In 2000, a company called Pegasus Apparel Group was founded with private equity money and a big idea: Buy a group of fashion brands based in the United States and create a homegrown version of the major European luxury conglomerates. It snapped up Miguel Adrover, a darling of New York Fashion Week, plus Daryl K, Pamela Dennis, Judith Leiber and Angela Amiri. But one year later, it had sold most of them and renamed itself the Leiber Group.
So much for that.
In 2012, Liz Claiborne Inc., the holding company for Juicy Couture, Lucky Brand jeans and Kate Spade, renamed itself Fifth & Pacific to telegraph its transformation into a lifestyle brand group that would leverage its coastal American identity into global markets à la big European luxury groups. By the end of 2013 it had sold both Juicy and Lucky. And in 2014 it renamed itself again: Kate Spade & Co.
So much for that.
Every few years, it seems, another American company decides to try to mimic the success of the major European conglomerates, LVMH Moët Hennessy Louis Vuitton (owner of more than 50 brands, including Givenchy, Fendi and Marc Jacobs, and of one of the largest market capitalizations in France), Kering (Gucci, Bottega Veneta, Saint Laurent, Stella McCartney) and Richemont (Cartier, Van Cleef & Arpels, Chloé). And then it doesn’t work.

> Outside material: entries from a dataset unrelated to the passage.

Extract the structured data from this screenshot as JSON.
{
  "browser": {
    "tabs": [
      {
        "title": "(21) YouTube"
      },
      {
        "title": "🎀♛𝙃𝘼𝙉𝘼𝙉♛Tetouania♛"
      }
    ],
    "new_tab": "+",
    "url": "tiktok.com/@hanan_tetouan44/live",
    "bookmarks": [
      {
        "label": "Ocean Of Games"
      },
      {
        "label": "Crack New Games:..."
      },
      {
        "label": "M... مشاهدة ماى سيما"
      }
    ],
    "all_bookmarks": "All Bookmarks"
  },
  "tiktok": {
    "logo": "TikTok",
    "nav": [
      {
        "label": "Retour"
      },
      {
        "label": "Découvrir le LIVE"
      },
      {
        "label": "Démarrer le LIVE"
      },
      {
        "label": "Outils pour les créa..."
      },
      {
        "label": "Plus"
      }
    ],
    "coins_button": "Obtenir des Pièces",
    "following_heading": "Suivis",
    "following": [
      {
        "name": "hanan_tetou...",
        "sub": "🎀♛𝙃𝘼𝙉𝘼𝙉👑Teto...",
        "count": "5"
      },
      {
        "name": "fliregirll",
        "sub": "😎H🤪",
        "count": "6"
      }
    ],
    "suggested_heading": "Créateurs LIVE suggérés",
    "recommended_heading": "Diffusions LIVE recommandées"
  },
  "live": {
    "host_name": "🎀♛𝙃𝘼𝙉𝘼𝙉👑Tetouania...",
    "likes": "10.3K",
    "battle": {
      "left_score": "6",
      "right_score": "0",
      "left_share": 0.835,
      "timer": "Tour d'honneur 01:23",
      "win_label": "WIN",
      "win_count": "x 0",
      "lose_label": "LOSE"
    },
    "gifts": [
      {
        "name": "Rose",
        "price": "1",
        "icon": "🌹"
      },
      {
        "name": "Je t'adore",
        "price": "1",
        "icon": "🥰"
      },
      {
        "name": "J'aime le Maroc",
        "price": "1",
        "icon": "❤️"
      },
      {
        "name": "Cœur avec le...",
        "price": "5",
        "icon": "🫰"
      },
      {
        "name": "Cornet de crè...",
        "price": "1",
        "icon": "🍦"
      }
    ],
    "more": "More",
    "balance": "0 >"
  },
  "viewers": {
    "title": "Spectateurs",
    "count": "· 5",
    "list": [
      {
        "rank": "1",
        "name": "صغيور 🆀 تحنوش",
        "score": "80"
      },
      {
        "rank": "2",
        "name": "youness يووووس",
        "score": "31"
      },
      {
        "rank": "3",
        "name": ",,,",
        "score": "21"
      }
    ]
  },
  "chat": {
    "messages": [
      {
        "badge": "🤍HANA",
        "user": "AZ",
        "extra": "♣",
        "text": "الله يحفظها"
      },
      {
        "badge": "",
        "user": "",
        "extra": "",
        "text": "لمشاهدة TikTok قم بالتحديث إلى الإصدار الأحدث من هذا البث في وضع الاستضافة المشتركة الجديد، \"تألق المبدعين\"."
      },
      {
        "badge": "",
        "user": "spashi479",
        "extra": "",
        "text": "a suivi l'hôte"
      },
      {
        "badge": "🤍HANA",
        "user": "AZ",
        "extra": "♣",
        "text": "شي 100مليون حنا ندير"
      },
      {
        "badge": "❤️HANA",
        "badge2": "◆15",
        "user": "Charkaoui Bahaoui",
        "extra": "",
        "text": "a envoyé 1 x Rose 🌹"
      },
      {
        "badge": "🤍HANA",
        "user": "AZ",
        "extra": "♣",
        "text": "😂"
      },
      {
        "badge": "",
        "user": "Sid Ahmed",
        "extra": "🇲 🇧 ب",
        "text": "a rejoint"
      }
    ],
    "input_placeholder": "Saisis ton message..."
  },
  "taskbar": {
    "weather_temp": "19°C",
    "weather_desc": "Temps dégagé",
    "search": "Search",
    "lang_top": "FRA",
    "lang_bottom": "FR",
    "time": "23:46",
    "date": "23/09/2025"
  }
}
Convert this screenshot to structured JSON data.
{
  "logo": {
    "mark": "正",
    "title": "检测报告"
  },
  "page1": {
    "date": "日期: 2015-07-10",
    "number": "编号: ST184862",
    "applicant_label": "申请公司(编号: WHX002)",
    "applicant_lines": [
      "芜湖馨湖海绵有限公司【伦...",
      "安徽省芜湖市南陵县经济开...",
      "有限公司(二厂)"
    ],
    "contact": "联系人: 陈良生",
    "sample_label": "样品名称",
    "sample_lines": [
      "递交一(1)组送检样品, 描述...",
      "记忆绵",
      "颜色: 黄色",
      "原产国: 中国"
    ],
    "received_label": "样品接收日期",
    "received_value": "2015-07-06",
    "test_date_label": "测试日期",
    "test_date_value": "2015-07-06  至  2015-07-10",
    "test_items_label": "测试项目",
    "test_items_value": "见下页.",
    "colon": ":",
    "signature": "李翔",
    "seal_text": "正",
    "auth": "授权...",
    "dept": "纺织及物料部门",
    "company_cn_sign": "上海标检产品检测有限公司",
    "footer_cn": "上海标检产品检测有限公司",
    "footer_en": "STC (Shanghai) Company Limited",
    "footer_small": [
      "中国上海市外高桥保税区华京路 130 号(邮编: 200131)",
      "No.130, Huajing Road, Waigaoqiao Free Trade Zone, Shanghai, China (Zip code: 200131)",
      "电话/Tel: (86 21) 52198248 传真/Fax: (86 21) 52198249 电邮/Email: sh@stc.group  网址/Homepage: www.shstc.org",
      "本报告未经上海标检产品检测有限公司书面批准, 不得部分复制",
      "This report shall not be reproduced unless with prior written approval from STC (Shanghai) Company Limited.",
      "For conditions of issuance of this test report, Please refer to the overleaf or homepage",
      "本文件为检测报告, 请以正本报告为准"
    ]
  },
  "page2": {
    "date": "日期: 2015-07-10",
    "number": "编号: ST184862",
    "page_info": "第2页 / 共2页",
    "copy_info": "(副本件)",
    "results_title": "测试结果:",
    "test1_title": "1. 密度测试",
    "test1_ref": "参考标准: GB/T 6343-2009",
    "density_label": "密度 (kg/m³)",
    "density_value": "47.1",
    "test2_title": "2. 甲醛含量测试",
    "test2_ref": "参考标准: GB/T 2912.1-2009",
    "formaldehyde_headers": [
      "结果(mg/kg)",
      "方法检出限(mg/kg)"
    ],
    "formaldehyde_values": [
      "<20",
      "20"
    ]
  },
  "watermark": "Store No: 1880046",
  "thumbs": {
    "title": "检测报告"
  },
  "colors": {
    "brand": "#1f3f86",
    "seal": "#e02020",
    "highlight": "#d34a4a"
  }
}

But because, it seems, hope springs eternal, this week another business put its hat in the ring: Coach, snapping up the aforementioned Kate Spade for $2.4 billion and creating its own stable of American brands, including Stuart Weitzman, purchased in 2015.
The question now is whether Victor Luis, chief executive of Coach, can go where no other C.E.O. has gone before and create the first identifiable, successful American fashion group.
To be fair, there are groups in the United States that have worked on the mass level — but they tend to focus on apparel, as opposed to fashion. That may sound like semantics, but it’s not. It’s the difference between supply chain rationalization (not that there’s anything wrong with that) and something more ambitious that has to do with national identity and representation on the global stage.
The Authentic Brands Group owns Tretorn, Juicy, Hart Shaffner Marx, Hickey Freeman and Jones New York, among others. Assembled Brands, a new group started by Adam Pritzker in 2013, aims to start or to incubate a host of new collections, including Protagonist, Khaite and Tenfold, but it is tiny. PVH Corp owns both Calvin Klein and Tommy Hilfiger, as well as a host of more mass names such as Speedo and Izod, though it does not present them as integrated lines. But when it comes to the names that define American style, individuality has been the rule.
Coach is clearly planning a group of a different kind: one that looks more like the European model, in terms of shared aesthetic identity — call it democratic fashion with a hopeful instead of heritage edge — as well as in its coherent focus on accessories. The idea seems to be that multiple brands can add up to more than the sum of their parts when it comes to real estate, marketing and manufacturing leverage. Not to mention image.
I have spoken with several financiers and industry watchers over the years trying to understand why groups based in the United States have not been able to create such groups before, and there are two common theories:
First, there is not a deep pool of established brands in America with roots in the national narrative and culture — the emphasis has been on entrepreneurship rather than preservation — and so groups have been forced to grow the footprints and name recognition of too many labels at once, a prohibitively costly task.
Second, the European groups, though public entities, are still family-controlled (LVMH by the Arnaults, Kering by the Pinaults, Richemont by the Ruperts), and hence benefit from a long-term commitment and an almost paternalistic attitude.